Néanmoins, Warren concède que son argument implique que l’infanticide serait moralement acceptable dans certaines circonstances, comme celles d’une île déserte. Le philosophe Peter Singer conclut de la même manière que l’infanticide, en particulier celui des enfants gravement handicapés, est justifiable dans certaines conditions. Et Jeff McMahan admet que dans des circonstances très limitées, il peut être permis de tuer un enfant pour sauver la vie de plusieurs autres. Les opposants peuvent voir ces concessions comme une reductio ad absurdum des points de vue de ces auteurs ; tandis que les partisans peuvent les voir simplement comme des exemples d’actes désagréables justifiés dans des cas inhabituels.
Puisque les ondes cérébrales apparaissent dans le cerveau inférieur (tronc cérébral) entre 6 et 8 semaines de gestation, et dans le cerveau supérieur (cortex cérébral) entre 19 et 20 semaines de gestation, les deux concepts de personnalité à la naissance du cerveau « entier » et « supérieur » fondés sur la présence d’ondes cérébrales ne permettent pas l’infanticide.
Le point de vue des capacités naturellesEdit
Certains opposants au point de vue de Warren croient que ce qui importe moralement n’est pas qu’une personne fasse réellement preuve de qualités mentales complexes du type qu’elle identifie, mais plutôt qu’elle ait en elle une propension génétique autodirigée ou une capacité naturelle à développer de telles qualités. En d’autres termes, ce qui est crucial, c’est d’être le genre d’entité ou de substance qui, dans les bonnes conditions, se développe activement au point de présenter les qualités de Warren à un moment donné de sa vie, même si elle ne les présente pas réellement parce qu’elle ne les a pas encore développées (embryon, nourrisson) ou qu’elle les a perdues (maladie d’Alzheimer grave). Parce que les êtres humains ont cette capacité naturelle – et même essentiellement – ils ont donc (selon ce point de vue) essentiellement le droit à la vie : ils ne pourraient pas ne pas avoir le droit à la vie. De plus, puisque l’embryologie moderne montre que l’embryon commence à exister dès la conception et qu’il a une capacité naturelle pour des qualités mentales complexes, le droit à la vie commence donc dès la conception.

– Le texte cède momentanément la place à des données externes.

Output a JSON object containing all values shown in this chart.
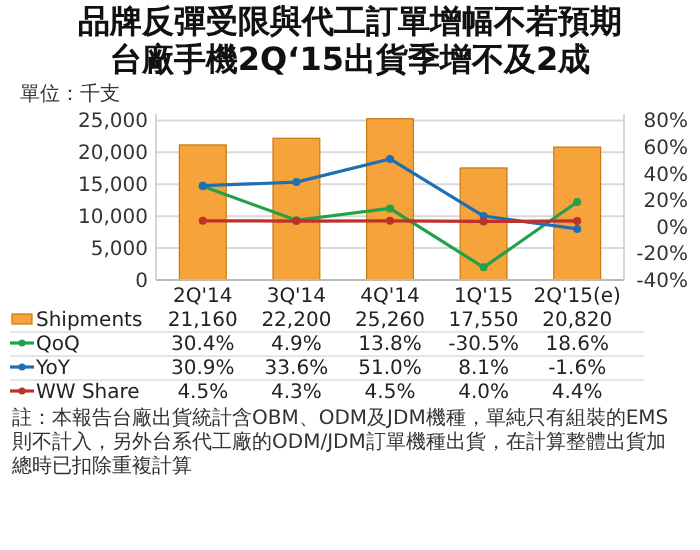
{
  "chart_data": {
    "type": "bar",
    "title": "品牌反彈受限與代工訂單增幅不若預期",
    "subtitle": "台廠手機2Q‘15出貨季增不及2成",
    "categories": [
      "2Q'14",
      "3Q'14",
      "4Q'14",
      "1Q'15",
      "2Q'15(e)"
    ],
    "series": [
      {
        "name": "Shipments",
        "color": "#f5a33a",
        "values": [
          21160,
          22200,
          25260,
          17550,
          20820
        ],
        "value_labels": [
          "21,160",
          "22,200",
          "25,260",
          "17,550",
          "20,820"
        ]
      },
      {
        "name": "QoQ",
        "type": "line",
        "axis": "y2",
        "color": "#22a04a",
        "values": [
          30.4,
          4.9,
          13.8,
          -30.5,
          18.6
        ],
        "value_labels": [
          "30.4%",
          "4.9%",
          "13.8%",
          "-30.5%",
          "18.6%"
        ]
      },
      {
        "name": "YoY",
        "type": "line",
        "axis": "y2",
        "color": "#1f6fb5",
        "values": [
          30.9,
          33.6,
          51.0,
          8.1,
          -1.6
        ],
        "value_labels": [
          "30.9%",
          "33.6%",
          "51.0%",
          "8.1%",
          "-1.6%"
        ]
      },
      {
        "name": "WW Share",
        "type": "line",
        "axis": "y2",
        "color": "#c0302a",
        "values": [
          4.5,
          4.3,
          4.5,
          4.0,
          4.4
        ],
        "value_labels": [
          "4.5%",
          "4.3%",
          "4.5%",
          "4.0%",
          "4.4%"
        ]
      }
    ],
    "ylim": [
      0,
      26000
    ],
    "yticks": [
      {
        "value": 0,
        "label": "0"
      },
      {
        "value": 5000,
        "label": "5,000"
      },
      {
        "value": 10000,
        "label": "10,000"
      },
      {
        "value": 15000,
        "label": "15,000"
      },
      {
        "value": 20000,
        "label": "20,000"
      },
      {
        "value": 25000,
        "label": "25,000"
      }
    ],
    "y2lim": [
      -40,
      84.8
    ],
    "y2ticks": [
      {
        "value": -40,
        "label": "-40%"
      },
      {
        "value": -20,
        "label": "-20%"
      },
      {
        "value": 0,
        "label": "0%"
      },
      {
        "value": 20,
        "label": "20%"
      },
      {
        "value": 40,
        "label": "40%"
      },
      {
        "value": 60,
        "label": "60%"
      },
      {
        "value": 80,
        "label": "80%"
      }
    ],
    "grid": "y",
    "legend": "bottom",
    "marker": "circle",
    "line_style": "solid",
    "annotations": [
      "單位：千支",
      "註：本報告台廠出貨統計含OBM、ODM及JDM機種，單純只有組裝的EMS則不計入，另外台系代工廠的ODM/JDM訂單機種出貨，在計算整體出貨加總時已扣除重複計算"
    ]
  }
}
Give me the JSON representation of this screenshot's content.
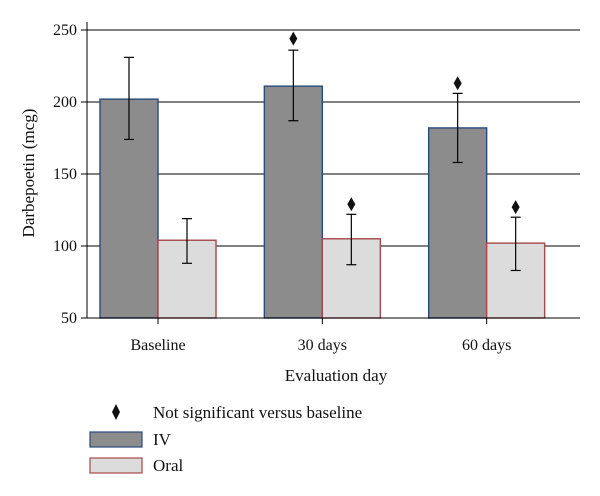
{
  "chart_data": {
    "type": "bar",
    "title": "",
    "xlabel": "Evaluation day",
    "ylabel": "Darbepoetin (mcg)",
    "categories": [
      "Baseline",
      "30 days",
      "60 days"
    ],
    "ylim": [
      50,
      250
    ],
    "yticks": [
      50,
      100,
      150,
      200,
      250
    ],
    "grid": true,
    "series": [
      {
        "name": "IV",
        "color": "#8c8c8c",
        "edge_color": "#2a4a7a",
        "values": [
          202,
          211,
          182
        ],
        "error_low": [
          174,
          187,
          158
        ],
        "error_high": [
          231,
          236,
          206
        ]
      },
      {
        "name": "Oral",
        "color": "#dcdcdc",
        "edge_color": "#a84848",
        "values": [
          104,
          105,
          102
        ],
        "error_low": [
          88,
          87,
          83
        ],
        "error_high": [
          119,
          122,
          120
        ]
      }
    ],
    "markers": {
      "label": "Not significant versus baseline",
      "symbol": "diamond",
      "points": [
        {
          "category": "30 days",
          "series": "IV",
          "y": 244
        },
        {
          "category": "30 days",
          "series": "Oral",
          "y": 129
        },
        {
          "category": "60 days",
          "series": "IV",
          "y": 213
        },
        {
          "category": "60 days",
          "series": "Oral",
          "y": 127
        }
      ]
    },
    "legend_position": "bottom-left"
  }
}
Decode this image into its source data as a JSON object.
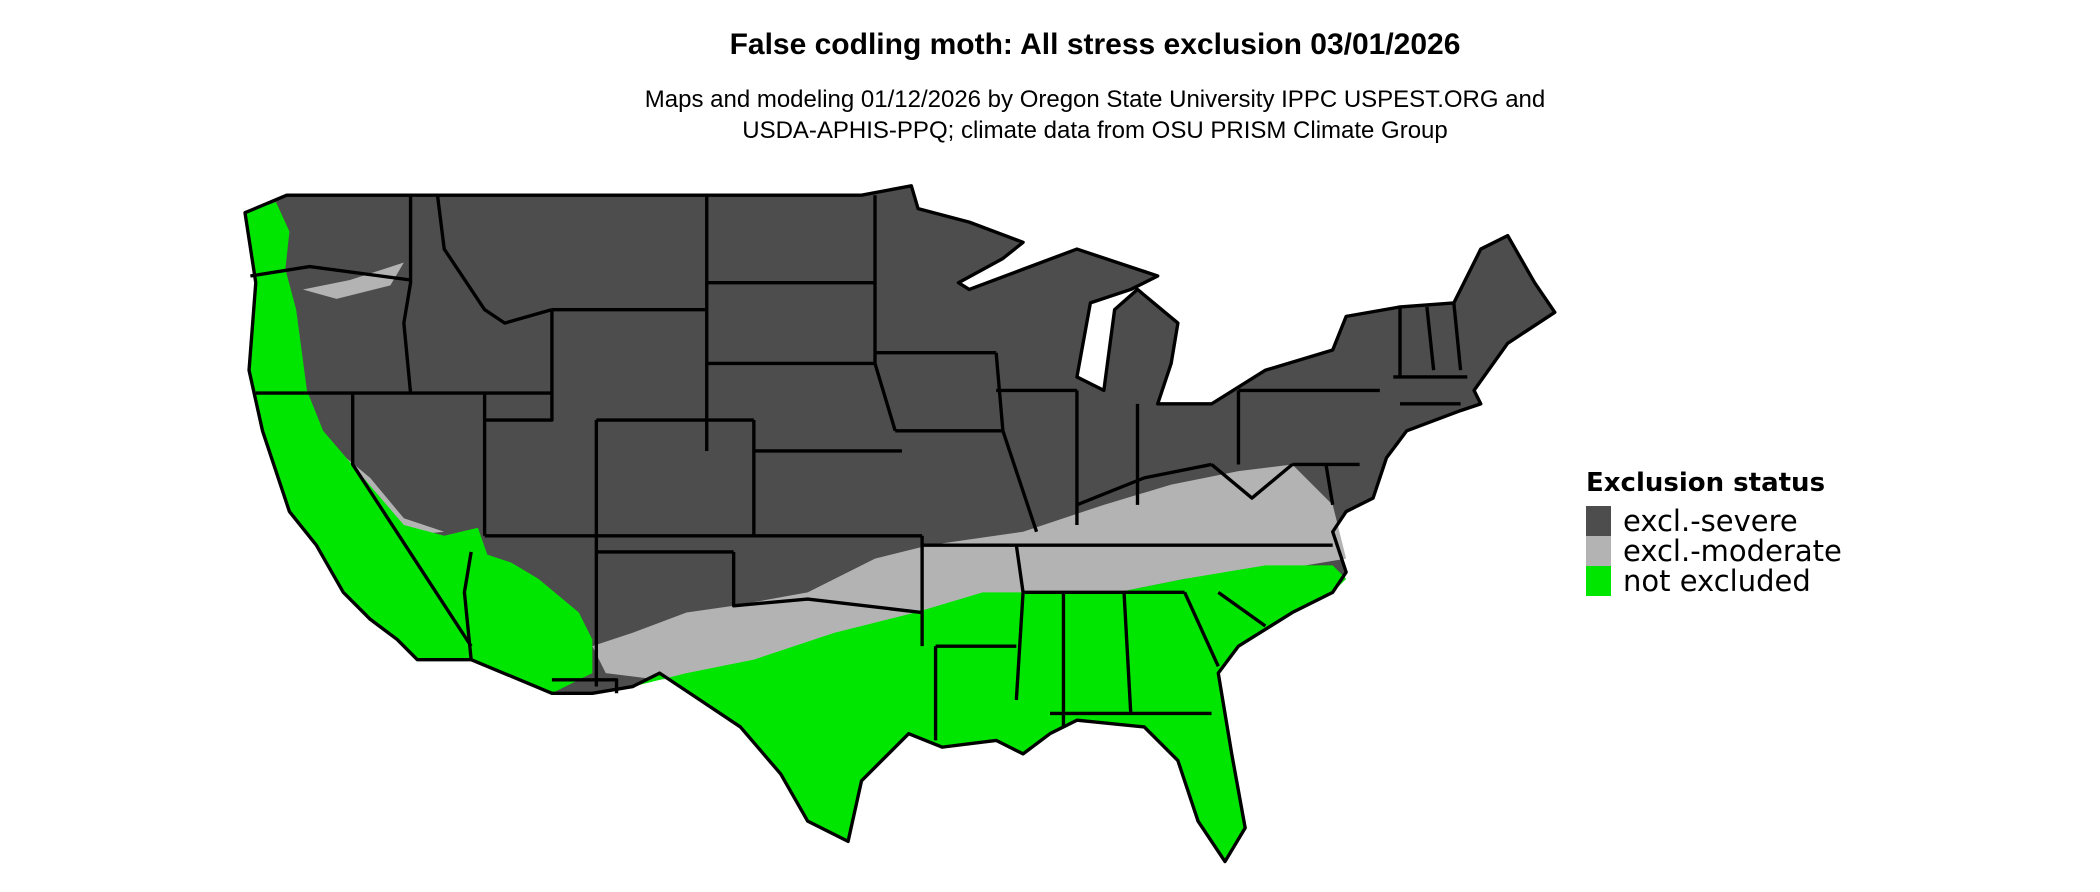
{
  "title": "False codling moth: All stress exclusion 03/01/2026",
  "subtitle": [
    "Maps and modeling 01/12/2026 by Oregon State University IPPC USPEST.ORG and",
    "USDA-APHIS-PPQ; climate data from OSU PRISM Climate Group"
  ],
  "legend": {
    "title": "Exclusion status",
    "items": [
      {
        "label": "excl.-severe",
        "color": "#4d4d4d"
      },
      {
        "label": "excl.-moderate",
        "color": "#b3b3b3"
      },
      {
        "label": "not excluded",
        "color": "#00e600"
      }
    ]
  },
  "map": {
    "region": "Contiguous United States",
    "border_color": "#000000"
  }
}
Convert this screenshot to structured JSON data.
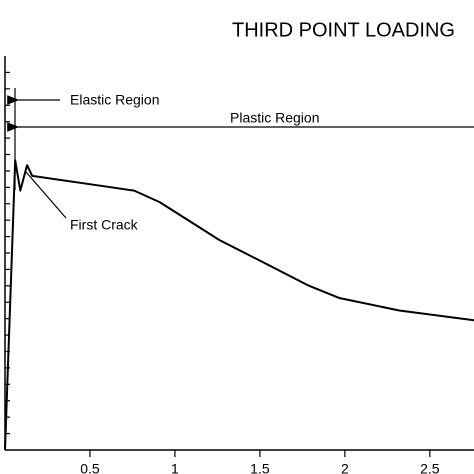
{
  "chart_data": {
    "type": "line",
    "title": "THIRD POINT LOADING",
    "x": [
      0,
      0.06,
      0.09,
      0.13,
      0.16,
      0.56,
      0.76,
      0.91,
      1.26,
      1.79,
      1.97,
      2.32,
      2.76
    ],
    "series": [
      {
        "color": "#000000",
        "values": [
          0,
          17.65,
          15.8,
          17.35,
          16.7,
          16.1,
          15.8,
          15.1,
          12.8,
          10.0,
          9.25,
          8.5,
          7.9
        ]
      }
    ],
    "xlim": [
      0,
      2.76
    ],
    "xticks": [
      0.5,
      1.0,
      1.5,
      2.0,
      2.5
    ],
    "ylim": [
      0,
      24
    ],
    "yticks": [
      1,
      2,
      3,
      4,
      5,
      6,
      7,
      8,
      9,
      10,
      11,
      12,
      13,
      14,
      15,
      16,
      17,
      18,
      19,
      20,
      21,
      22,
      23
    ],
    "annotations": [
      "Elastic Region",
      "Plastic Region",
      "First Crack"
    ]
  }
}
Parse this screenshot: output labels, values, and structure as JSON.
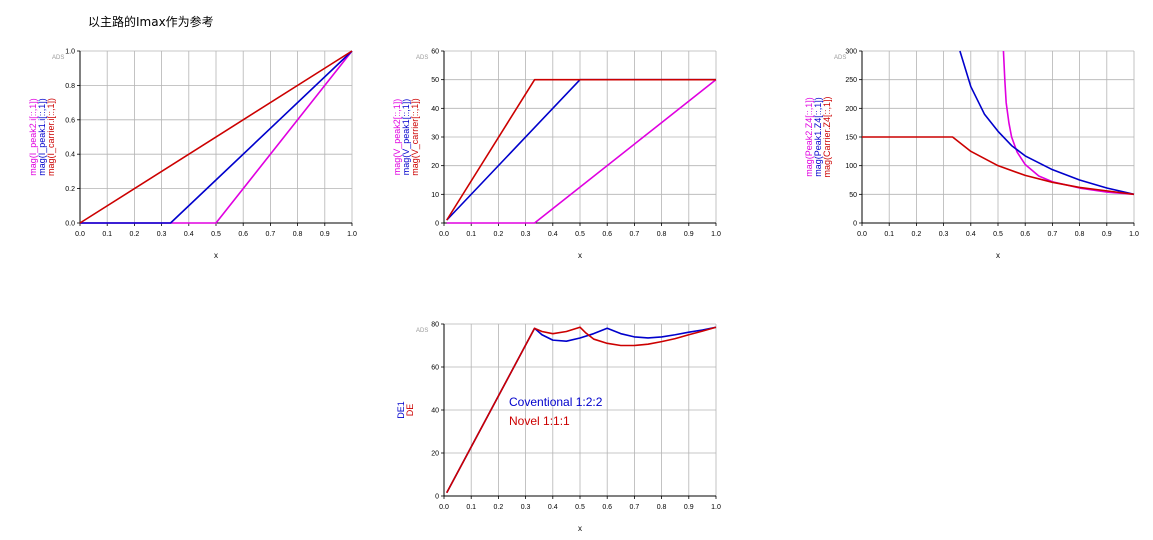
{
  "page": {
    "title": "以主路的Imax作为参考"
  },
  "colors": {
    "magenta": "#e000e0",
    "blue": "#0000cc",
    "red": "#cc0000",
    "grid": "#b4b4b4"
  },
  "chart_data": [
    {
      "type": "line",
      "watermark": "ADS",
      "xlabel": "x",
      "ylabel_lines": [
        {
          "text": "mag(I_peak2.i[::,1])",
          "color": "#e000e0"
        },
        {
          "text": "mag(I_peak1.i[::,1])",
          "color": "#0000cc"
        },
        {
          "text": "mag(I_carrier.i[::,1])",
          "color": "#cc0000"
        }
      ],
      "xlim": [
        0,
        1
      ],
      "ylim": [
        0,
        1
      ],
      "xticks": [
        "0.0",
        "0.1",
        "0.2",
        "0.3",
        "0.4",
        "0.5",
        "0.6",
        "0.7",
        "0.8",
        "0.9",
        "1.0"
      ],
      "yticks": [
        "0.0",
        "0.2",
        "0.4",
        "0.6",
        "0.8",
        "1.0"
      ],
      "series": [
        {
          "color": "#e000e0",
          "points": [
            [
              0,
              0
            ],
            [
              0.5,
              0
            ],
            [
              1,
              1
            ]
          ]
        },
        {
          "color": "#0000cc",
          "points": [
            [
              0,
              0
            ],
            [
              0.333,
              0
            ],
            [
              1,
              1
            ]
          ]
        },
        {
          "color": "#cc0000",
          "points": [
            [
              0,
              0
            ],
            [
              1,
              1
            ]
          ]
        }
      ]
    },
    {
      "type": "line",
      "watermark": "ADS",
      "xlabel": "x",
      "ylabel_lines": [
        {
          "text": "mag(V_peak2[::,1])",
          "color": "#e000e0"
        },
        {
          "text": "mag(V_peak1[::,1])",
          "color": "#0000cc"
        },
        {
          "text": "mag(V_carrier[::,1])",
          "color": "#cc0000"
        }
      ],
      "xlim": [
        0,
        1
      ],
      "ylim": [
        0,
        60
      ],
      "xticks": [
        "0.0",
        "0.1",
        "0.2",
        "0.3",
        "0.4",
        "0.5",
        "0.6",
        "0.7",
        "0.8",
        "0.9",
        "1.0"
      ],
      "yticks": [
        "0",
        "10",
        "20",
        "30",
        "40",
        "50",
        "60"
      ],
      "series": [
        {
          "color": "#e000e0",
          "points": [
            [
              0.01,
              0
            ],
            [
              0.333,
              0
            ],
            [
              1,
              50
            ]
          ]
        },
        {
          "color": "#0000cc",
          "points": [
            [
              0.01,
              1
            ],
            [
              0.5,
              50
            ],
            [
              1,
              50
            ]
          ]
        },
        {
          "color": "#cc0000",
          "points": [
            [
              0.01,
              1
            ],
            [
              0.333,
              50
            ],
            [
              1,
              50
            ]
          ]
        }
      ]
    },
    {
      "type": "line",
      "watermark": "ADS",
      "xlabel": "x",
      "ylabel_lines": [
        {
          "text": "mag(Peak2.Z4[::,1])",
          "color": "#e000e0"
        },
        {
          "text": "mag(Peak1.Z4[::,1])",
          "color": "#0000cc"
        },
        {
          "text": "mag(Carrier.Z4[::,1])",
          "color": "#cc0000"
        }
      ],
      "xlim": [
        0,
        1
      ],
      "ylim": [
        0,
        300
      ],
      "xticks": [
        "0.0",
        "0.1",
        "0.2",
        "0.3",
        "0.4",
        "0.5",
        "0.6",
        "0.7",
        "0.8",
        "0.9",
        "1.0"
      ],
      "yticks": [
        "0",
        "50",
        "100",
        "150",
        "200",
        "250",
        "300"
      ],
      "series": [
        {
          "color": "#e000e0",
          "points": [
            [
              0.52,
              300
            ],
            [
              0.525,
              250
            ],
            [
              0.53,
              210
            ],
            [
              0.54,
              175
            ],
            [
              0.55,
              150
            ],
            [
              0.57,
              124
            ],
            [
              0.6,
              102
            ],
            [
              0.65,
              82
            ],
            [
              0.7,
              72
            ],
            [
              0.8,
              61
            ],
            [
              0.9,
              54
            ],
            [
              1.0,
              50
            ]
          ]
        },
        {
          "color": "#0000cc",
          "points": [
            [
              0.36,
              300
            ],
            [
              0.4,
              238
            ],
            [
              0.45,
              190
            ],
            [
              0.5,
              160
            ],
            [
              0.55,
              135
            ],
            [
              0.6,
              117
            ],
            [
              0.7,
              93
            ],
            [
              0.8,
              75
            ],
            [
              0.9,
              61
            ],
            [
              1.0,
              50
            ]
          ]
        },
        {
          "color": "#cc0000",
          "points": [
            [
              0,
              150
            ],
            [
              0.333,
              150
            ],
            [
              0.4,
              125
            ],
            [
              0.5,
              100
            ],
            [
              0.6,
              83
            ],
            [
              0.7,
              71
            ],
            [
              0.8,
              62
            ],
            [
              0.9,
              56
            ],
            [
              1.0,
              50
            ]
          ]
        }
      ]
    },
    {
      "type": "line",
      "watermark": "ADS",
      "xlabel": "x",
      "ylabel_lines": [
        {
          "text": "DE1",
          "color": "#0000cc"
        },
        {
          "text": "DE",
          "color": "#cc0000"
        }
      ],
      "xlim": [
        0,
        1
      ],
      "ylim": [
        0,
        80
      ],
      "xticks": [
        "0.0",
        "0.1",
        "0.2",
        "0.3",
        "0.4",
        "0.5",
        "0.6",
        "0.7",
        "0.8",
        "0.9",
        "1.0"
      ],
      "yticks": [
        "0",
        "20",
        "40",
        "60",
        "80"
      ],
      "legend": [
        {
          "text": "Coventional 1:2:2",
          "color": "#0000cc"
        },
        {
          "text": "Novel 1:1:1",
          "color": "#cc0000"
        }
      ],
      "legend_placement": "center-left",
      "series": [
        {
          "name": "Coventional 1:2:2",
          "color": "#0000cc",
          "points": [
            [
              0.01,
              1.5
            ],
            [
              0.333,
              78
            ],
            [
              0.36,
              75
            ],
            [
              0.4,
              72.5
            ],
            [
              0.45,
              72
            ],
            [
              0.5,
              73.5
            ],
            [
              0.55,
              75.5
            ],
            [
              0.6,
              78
            ],
            [
              0.65,
              75.5
            ],
            [
              0.7,
              74
            ],
            [
              0.75,
              73.5
            ],
            [
              0.8,
              74
            ],
            [
              0.85,
              75
            ],
            [
              0.9,
              76.2
            ],
            [
              0.95,
              77.2
            ],
            [
              1.0,
              78.5
            ]
          ]
        },
        {
          "name": "Novel 1:1:1",
          "color": "#cc0000",
          "points": [
            [
              0.01,
              1.5
            ],
            [
              0.333,
              78
            ],
            [
              0.36,
              76.5
            ],
            [
              0.4,
              75.5
            ],
            [
              0.45,
              76.5
            ],
            [
              0.5,
              78.5
            ],
            [
              0.52,
              76
            ],
            [
              0.55,
              73
            ],
            [
              0.6,
              71
            ],
            [
              0.65,
              70
            ],
            [
              0.7,
              70
            ],
            [
              0.75,
              70.6
            ],
            [
              0.8,
              71.8
            ],
            [
              0.85,
              73.2
            ],
            [
              0.9,
              75
            ],
            [
              0.95,
              76.7
            ],
            [
              1.0,
              78.5
            ]
          ]
        }
      ]
    }
  ]
}
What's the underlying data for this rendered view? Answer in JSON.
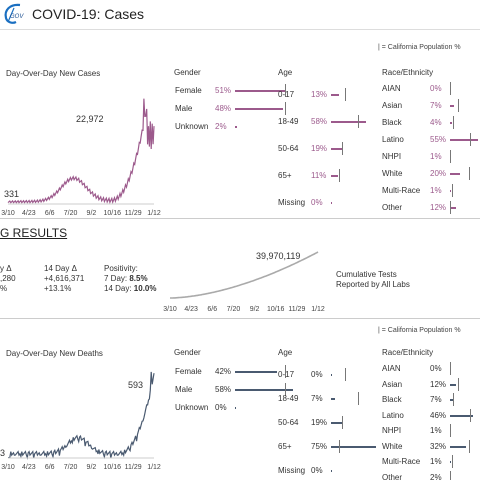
{
  "header": {
    "logo_text": "GOV",
    "title": "COVID-19: Cases"
  },
  "cases": {
    "legend": "| = California Population %",
    "chart_label": "Day-Over-Day New Cases",
    "peak_label": "22,972",
    "start_label": "331",
    "x_ticks": [
      "3/10",
      "4/23",
      "6/6",
      "7/20",
      "9/2",
      "10/16",
      "11/29",
      "1/12"
    ],
    "gender": {
      "heading": "Gender",
      "rows": [
        {
          "label": "Female",
          "pct": "51%",
          "value": 51
        },
        {
          "label": "Male",
          "pct": "48%",
          "value": 48
        },
        {
          "label": "Unknown",
          "pct": "2%",
          "value": 2
        }
      ]
    },
    "age": {
      "heading": "Age",
      "rows": [
        {
          "label": "0-17",
          "pct": "13%",
          "value": 13
        },
        {
          "label": "18-49",
          "pct": "58%",
          "value": 58
        },
        {
          "label": "50-64",
          "pct": "19%",
          "value": 19
        },
        {
          "label": "65+",
          "pct": "11%",
          "value": 11
        },
        {
          "label": "Missing",
          "pct": "0%",
          "value": 0
        }
      ]
    },
    "race": {
      "heading": "Race/Ethnicity",
      "rows": [
        {
          "label": "AIAN",
          "pct": "0%",
          "value": 0
        },
        {
          "label": "Asian",
          "pct": "7%",
          "value": 7
        },
        {
          "label": "Black",
          "pct": "4%",
          "value": 4
        },
        {
          "label": "Latino",
          "pct": "55%",
          "value": 55
        },
        {
          "label": "NHPI",
          "pct": "1%",
          "value": 1
        },
        {
          "label": "White",
          "pct": "20%",
          "value": 20
        },
        {
          "label": "Multi-Race",
          "pct": "1%",
          "value": 1
        },
        {
          "label": "Other",
          "pct": "12%",
          "value": 12
        }
      ]
    }
  },
  "testing": {
    "section_title": "G RESULTS",
    "col1_line1": "y Δ",
    "col1_line2": ",280",
    "col1_line3": "%",
    "col2_line1": "14 Day Δ",
    "col2_line2": "+4,616,371",
    "col2_line3": "+13.1%",
    "col3_line1": "Positivity:",
    "col3_line2a": "7 Day: ",
    "col3_line2b": "8.5%",
    "col3_line3a": "14 Day: ",
    "col3_line3b": "10.0%",
    "total_label": "39,970,119",
    "caption_line1": "Cumulative Tests",
    "caption_line2": "Reported by All Labs",
    "x_ticks": [
      "3/10",
      "4/23",
      "6/6",
      "7/20",
      "9/2",
      "10/16",
      "11/29",
      "1/12"
    ]
  },
  "deaths": {
    "legend": "| = California Population %",
    "chart_label": "Day-Over-Day New Deaths",
    "peak_label": "593",
    "start_label": "3",
    "x_ticks": [
      "3/10",
      "4/23",
      "6/6",
      "7/20",
      "9/2",
      "10/16",
      "11/29",
      "1/12"
    ],
    "gender": {
      "heading": "Gender",
      "rows": [
        {
          "label": "Female",
          "pct": "42%",
          "value": 42
        },
        {
          "label": "Male",
          "pct": "58%",
          "value": 58
        },
        {
          "label": "Unknown",
          "pct": "0%",
          "value": 0
        }
      ]
    },
    "age": {
      "heading": "Age",
      "rows": [
        {
          "label": "0-17",
          "pct": "0%",
          "value": 0
        },
        {
          "label": "18-49",
          "pct": "7%",
          "value": 7
        },
        {
          "label": "50-64",
          "pct": "19%",
          "value": 19
        },
        {
          "label": "65+",
          "pct": "75%",
          "value": 75
        },
        {
          "label": "Missing",
          "pct": "0%",
          "value": 0
        }
      ]
    },
    "race": {
      "heading": "Race/Ethnicity",
      "rows": [
        {
          "label": "AIAN",
          "pct": "0%",
          "value": 0
        },
        {
          "label": "Asian",
          "pct": "12%",
          "value": 12
        },
        {
          "label": "Black",
          "pct": "7%",
          "value": 7
        },
        {
          "label": "Latino",
          "pct": "46%",
          "value": 46
        },
        {
          "label": "NHPI",
          "pct": "1%",
          "value": 1
        },
        {
          "label": "White",
          "pct": "32%",
          "value": 32
        },
        {
          "label": "Multi-Race",
          "pct": "1%",
          "value": 1
        },
        {
          "label": "Other",
          "pct": "2%",
          "value": 2
        }
      ]
    }
  },
  "colors": {
    "cases": "#9c5a8c",
    "deaths": "#4a5a70",
    "tests": "#aaaaaa"
  }
}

Enraciner le droit à la vie dans des capacités naturelles essentielles plutôt que dans des capacités développées accidentelles présenterait plusieurs avantages. Comme les capacités développées se situent sur un continuum, admettant des degrés plus ou moins élevés – certains, par exemple, sont plus rationnels et conscients d’eux-mêmes que d’autres – par conséquent : (1) le point de vue des « capacités développées » doit choisir arbitrairement un certain degré de développement comme point limite pour le droit à la vie, alors que le point de vue des « capacités naturelles » n’est pas arbitraire ; (2) ceux dont les capacités sont plus développées auraient davantage droit à la vie selon le point de vue des « capacités développées », alors que le point de vue des « capacités naturelles » implique que nous avons tous un droit égal à la vie ; et (3) le continuum des capacités développées rend vague le point exact auquel l’état de personne s’ensuit, et les êtres humains autour de ce point, disons entre un et deux ans, auront un statut moral ombragé ou indéterminé – alors qu’il n’y a pas une telle indétermination sur le point de vue des « capacités naturelles ».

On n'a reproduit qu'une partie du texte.